Jia Ren
2025
Plural Interpretive Biases: A Comparison Between Human Language Processing and Language Models
Jia Ren
Proceedings of the Second Workshop on the Bridges and Gaps between Formal and Computational Linguistics (BriGap-2)
Human communication routinely relies on plural predication, and plural sentences are often ambiguous (see, e.g., Scha, 1984; Dalrymple et al., 1998a, to name a few). Building on extensive theoretical and experimental work in linguistics and philosophy, we ask whether large language models (LLMs) exhibit the same interpretive biases that humans show when resolving plural ambiguity. We focus on two lexical factors: (i) the collective bias of certain predicates (e.g., size/shape adjectives) and (ii) the symmetry bias of predicates. To probe these tendencies, we apply two complementary methods to premise–hypothesis pairs: an embedding-based heuristic using OpenAI’s text-embedding-3-large/small (OpenAI, 2024, 2025) with cosine similarity, and supervised NLI models (bart-large-mnli, roberta-large-mnli) (Lewis et al., 2020; Liu et al., 2019; Williams et al., 2018a; Facebook AI, 2024b,a) that yield asymmetric, calibrated entailment probabilities.

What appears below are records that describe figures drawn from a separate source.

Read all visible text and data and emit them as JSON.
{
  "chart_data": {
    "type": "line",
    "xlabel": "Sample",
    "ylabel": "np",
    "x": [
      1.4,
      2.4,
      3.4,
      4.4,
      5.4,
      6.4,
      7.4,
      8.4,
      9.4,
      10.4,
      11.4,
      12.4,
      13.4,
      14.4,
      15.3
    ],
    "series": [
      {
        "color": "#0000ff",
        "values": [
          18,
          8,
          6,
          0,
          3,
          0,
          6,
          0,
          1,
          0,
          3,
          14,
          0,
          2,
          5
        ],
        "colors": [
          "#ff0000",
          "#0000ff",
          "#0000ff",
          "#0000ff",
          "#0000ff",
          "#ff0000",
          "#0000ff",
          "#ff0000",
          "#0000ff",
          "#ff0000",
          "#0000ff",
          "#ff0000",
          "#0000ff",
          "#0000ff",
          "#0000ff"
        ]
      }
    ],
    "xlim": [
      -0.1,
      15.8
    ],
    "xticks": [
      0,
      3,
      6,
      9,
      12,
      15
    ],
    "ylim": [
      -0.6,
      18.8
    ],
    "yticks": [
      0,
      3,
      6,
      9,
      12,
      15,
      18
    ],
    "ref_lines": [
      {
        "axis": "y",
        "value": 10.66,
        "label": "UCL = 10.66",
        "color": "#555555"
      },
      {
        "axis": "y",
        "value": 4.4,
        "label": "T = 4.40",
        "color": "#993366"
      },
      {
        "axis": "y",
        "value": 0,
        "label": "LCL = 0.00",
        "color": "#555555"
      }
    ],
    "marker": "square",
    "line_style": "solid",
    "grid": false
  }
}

Results show partial sensitivity to predicate-level distinctions, but neither method reproduces the robust human pattern, where neutral predicates favor entailment and strongly non-symmetric predicates disfavor it. These findings highlight both the potential and the limits of current LLMs: as cognitive models, they fall short of capturing human-like interpretive biases; as engineering systems, their representations of plural semantics remain unstable for tasks requiring precise entailment.